I can imagine situations in which people apply a model to a population for which the training set is not representative. Then the obvious attack or criticism is on the difference between the target population and the training set. But ultimately unless the differences are glaring, a successful attack has to demonstrate that the results of the applied model are inaccurate for the specified purpose of the model. Again, it’s back to replicating. Theory isn’t enough.
People here raise the “theory” question when researchers employ dodgy methods to supposedly measure effects that are highly unlikely to be real. But it’s the weakest line of attack. In the end theory is kind of an accessory. The main point is replication. Many ancient cultures accurately predicted the movements of major stars and planets thousands of years before the heliocentric theory. How did they do it? Continually measuring and testing their predictions. No theory was required. Theory is unnecessary to determine whether something is true or false.
Anon:
Prediction is not the only goal of science. Newton’s laws predict planetary motion (ok, not perfectly, but pretty well) and they also come from a theory which is useful for all sorts of other purposes. You could have a Ptolemaic system that predicted planetary positions to 5 digits of accuracy and it wouldn’t be scientifically useful in the same way that Newton’s laws are. I don’t think theory is an accessory here at all. And I think the same about theories in the biological and social sciences as well. Prediction is an important application of theories, and it’s an important way to test theories, but it’s only part of the story.
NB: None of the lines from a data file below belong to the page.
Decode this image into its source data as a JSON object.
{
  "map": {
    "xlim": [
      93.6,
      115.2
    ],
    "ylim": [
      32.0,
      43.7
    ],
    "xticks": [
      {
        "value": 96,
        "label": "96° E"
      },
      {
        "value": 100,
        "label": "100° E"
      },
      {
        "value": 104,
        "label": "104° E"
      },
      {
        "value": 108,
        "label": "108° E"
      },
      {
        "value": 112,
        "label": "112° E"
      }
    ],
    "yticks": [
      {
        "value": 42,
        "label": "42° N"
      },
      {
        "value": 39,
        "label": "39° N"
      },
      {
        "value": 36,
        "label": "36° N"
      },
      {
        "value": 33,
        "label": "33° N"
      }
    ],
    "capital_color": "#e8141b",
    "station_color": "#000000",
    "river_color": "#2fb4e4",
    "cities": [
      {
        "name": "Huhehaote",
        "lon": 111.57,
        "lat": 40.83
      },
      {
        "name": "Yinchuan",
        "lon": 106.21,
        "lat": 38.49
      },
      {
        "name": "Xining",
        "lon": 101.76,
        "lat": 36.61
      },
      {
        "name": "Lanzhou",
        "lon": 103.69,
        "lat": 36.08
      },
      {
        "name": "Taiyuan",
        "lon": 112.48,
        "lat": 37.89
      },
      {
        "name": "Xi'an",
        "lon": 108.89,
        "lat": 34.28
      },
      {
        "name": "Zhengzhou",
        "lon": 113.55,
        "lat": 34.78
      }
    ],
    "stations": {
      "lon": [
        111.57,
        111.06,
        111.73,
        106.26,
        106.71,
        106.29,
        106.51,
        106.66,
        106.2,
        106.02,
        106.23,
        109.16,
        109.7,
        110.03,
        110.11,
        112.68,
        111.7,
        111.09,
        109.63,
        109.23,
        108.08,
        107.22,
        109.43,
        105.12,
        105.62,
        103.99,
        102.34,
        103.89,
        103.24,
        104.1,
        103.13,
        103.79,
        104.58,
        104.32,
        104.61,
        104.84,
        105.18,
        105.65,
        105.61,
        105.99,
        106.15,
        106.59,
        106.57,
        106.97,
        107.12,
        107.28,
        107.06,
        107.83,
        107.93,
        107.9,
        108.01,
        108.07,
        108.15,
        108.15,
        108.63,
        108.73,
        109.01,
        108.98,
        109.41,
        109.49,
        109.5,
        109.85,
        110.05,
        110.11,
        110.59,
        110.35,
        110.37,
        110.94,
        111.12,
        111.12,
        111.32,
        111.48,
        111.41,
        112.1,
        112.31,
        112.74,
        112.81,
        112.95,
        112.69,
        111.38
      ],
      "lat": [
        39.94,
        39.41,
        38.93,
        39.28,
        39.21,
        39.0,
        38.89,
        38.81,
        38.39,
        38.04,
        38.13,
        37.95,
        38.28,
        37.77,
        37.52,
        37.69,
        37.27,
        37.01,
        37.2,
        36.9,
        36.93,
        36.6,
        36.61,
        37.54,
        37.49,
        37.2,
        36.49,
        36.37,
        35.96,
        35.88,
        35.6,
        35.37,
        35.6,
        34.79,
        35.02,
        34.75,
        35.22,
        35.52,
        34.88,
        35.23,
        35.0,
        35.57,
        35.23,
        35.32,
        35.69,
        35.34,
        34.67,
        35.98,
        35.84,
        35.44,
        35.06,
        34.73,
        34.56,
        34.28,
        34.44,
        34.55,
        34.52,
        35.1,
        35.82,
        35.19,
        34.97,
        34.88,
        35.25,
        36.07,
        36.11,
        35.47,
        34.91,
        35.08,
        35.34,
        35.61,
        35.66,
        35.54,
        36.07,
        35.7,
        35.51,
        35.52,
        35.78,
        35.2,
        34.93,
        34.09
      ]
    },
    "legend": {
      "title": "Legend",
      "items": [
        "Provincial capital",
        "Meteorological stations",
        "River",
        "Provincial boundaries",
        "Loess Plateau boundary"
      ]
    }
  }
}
“Prediction is not the only goal of science.”
Sure, I agree with that. But without reasonably accurate measurements and prediction, sound theory is not possible. As you point out with the many prior theories regarding planetary movements, replication and predictability come first. Theory comes second.
Above I said:
“…The main point is replication… ”
I feel like that’s incorrect. I want to revise it. The appropriate approach is to:
1) start with a method that has been shown to to yield legitmate results for the problem at hand
2) verify those results through replication, ideally with an independent method that has also been shown to yield legit results
With that in mind, we should think of theory as a verified conceptual method. In physics, chem, bio etc, theory is useful because there is a strong framework that has been tested repeatedly. Aside from providing explanations, the repeated testing / verification makes it useful – provides the foundation – for assessing further implications, which can then be tested. But without preceeding verification, its explanatory and predictive power is weak. We might even imagine that the predictive power and explanatory value of theory is a function of its proximity to verified concepts within the theory.
With all of that in mind, it seems obvious that verified methods and replication are the keys to success. It’s fair to criticize underlying theory, but methodological and replication / repeatability are stronger criticisms.